Cabo Daciolo – A primeira coisa a dizer é que eu não fui procurar esse caso, ele chegou a mim. Como que isso aconteceu? 80% dos meus votos vieram dos militares. Um dia, eu tive a informação de que um militar veio a falecer e a família não tinha recursos para enterrá-lo. Daí, eu fui tomar conhecimento de que o militar era o Victor Vinícius Pereira da Silva, que fazia parte dos militares que estavam na prisão preventiva há um ano e seis meses. Comecei a averiguar o caso e soube que a Comissão de Direitos Humanos da Assembleia Legislativa do Rio de Janeiro, que é presidida pelo deputado Marcelo Freixo (PSOL-RJ), até o momento nunca ouviu os militares nem seus familiares. Tá certo ouvir a família do pedreiro? Lógico que sim, tá certíssimo, mas tem que ser imparcial. Tem que olhar o Artigo 6 do estatuto do PSOL que fala na luta por uma sociedade igualitária. Militar também é cidadão e direitos humanos também é para o militar.

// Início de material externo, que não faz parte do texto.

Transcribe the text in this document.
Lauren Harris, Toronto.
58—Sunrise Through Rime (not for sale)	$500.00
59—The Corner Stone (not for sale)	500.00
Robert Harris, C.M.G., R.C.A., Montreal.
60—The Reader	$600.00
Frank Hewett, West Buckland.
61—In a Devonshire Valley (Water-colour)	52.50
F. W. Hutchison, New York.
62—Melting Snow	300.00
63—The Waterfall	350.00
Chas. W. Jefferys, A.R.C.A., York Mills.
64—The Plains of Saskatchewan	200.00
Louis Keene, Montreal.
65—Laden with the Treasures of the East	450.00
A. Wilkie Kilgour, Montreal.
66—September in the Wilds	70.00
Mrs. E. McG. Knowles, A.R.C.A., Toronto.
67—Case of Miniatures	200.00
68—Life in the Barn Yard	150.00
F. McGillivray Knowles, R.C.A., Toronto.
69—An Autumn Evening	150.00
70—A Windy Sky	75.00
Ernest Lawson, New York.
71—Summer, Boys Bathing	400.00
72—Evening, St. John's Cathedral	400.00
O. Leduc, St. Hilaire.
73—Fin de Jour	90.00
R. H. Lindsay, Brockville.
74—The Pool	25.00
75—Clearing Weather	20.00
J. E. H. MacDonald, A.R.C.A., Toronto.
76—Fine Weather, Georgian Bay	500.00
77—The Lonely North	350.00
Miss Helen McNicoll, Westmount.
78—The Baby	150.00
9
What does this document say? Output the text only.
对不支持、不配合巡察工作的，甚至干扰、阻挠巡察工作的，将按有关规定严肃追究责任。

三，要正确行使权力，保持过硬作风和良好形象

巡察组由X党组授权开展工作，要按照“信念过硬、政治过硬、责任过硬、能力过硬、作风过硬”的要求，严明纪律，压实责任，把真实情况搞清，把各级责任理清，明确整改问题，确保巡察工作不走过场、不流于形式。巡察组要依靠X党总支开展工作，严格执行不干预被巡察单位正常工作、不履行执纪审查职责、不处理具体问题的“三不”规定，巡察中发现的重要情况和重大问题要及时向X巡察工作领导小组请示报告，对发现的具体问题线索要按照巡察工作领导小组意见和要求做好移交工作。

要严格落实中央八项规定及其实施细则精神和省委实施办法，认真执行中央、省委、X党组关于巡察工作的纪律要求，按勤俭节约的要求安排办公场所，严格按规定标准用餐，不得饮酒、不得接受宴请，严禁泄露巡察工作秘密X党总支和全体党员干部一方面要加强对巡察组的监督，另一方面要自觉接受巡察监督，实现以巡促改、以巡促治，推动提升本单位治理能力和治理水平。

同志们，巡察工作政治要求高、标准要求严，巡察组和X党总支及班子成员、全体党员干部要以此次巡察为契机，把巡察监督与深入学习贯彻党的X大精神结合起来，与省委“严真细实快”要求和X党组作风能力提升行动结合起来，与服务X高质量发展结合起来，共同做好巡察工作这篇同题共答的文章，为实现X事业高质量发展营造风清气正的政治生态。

Na época, o senhor conversou com o deputado Freixo sobre isso?
Não com o próprio Freixo, mas conversei com o PSOL. Trouxe os familiares aqui, no dia 5 de março. Coloquei num ônibus, eles vieram até a liderança do partido e foram ouvidos pelo (deputado) Chico Alencar. Eu fiz questão de trazê-los para que o partido ouvisse. Disse ‘ouçam, antes de fazer um julgamento, vamos ouvir os dois lados’. Eu volto pra tese de que tem 50% de chances de eles serem culpados e 50% de serem inocentes. E, pela Constituição, ninguém pode ser considerado culpado enquanto não tramitar em julgado a sentença condenatória.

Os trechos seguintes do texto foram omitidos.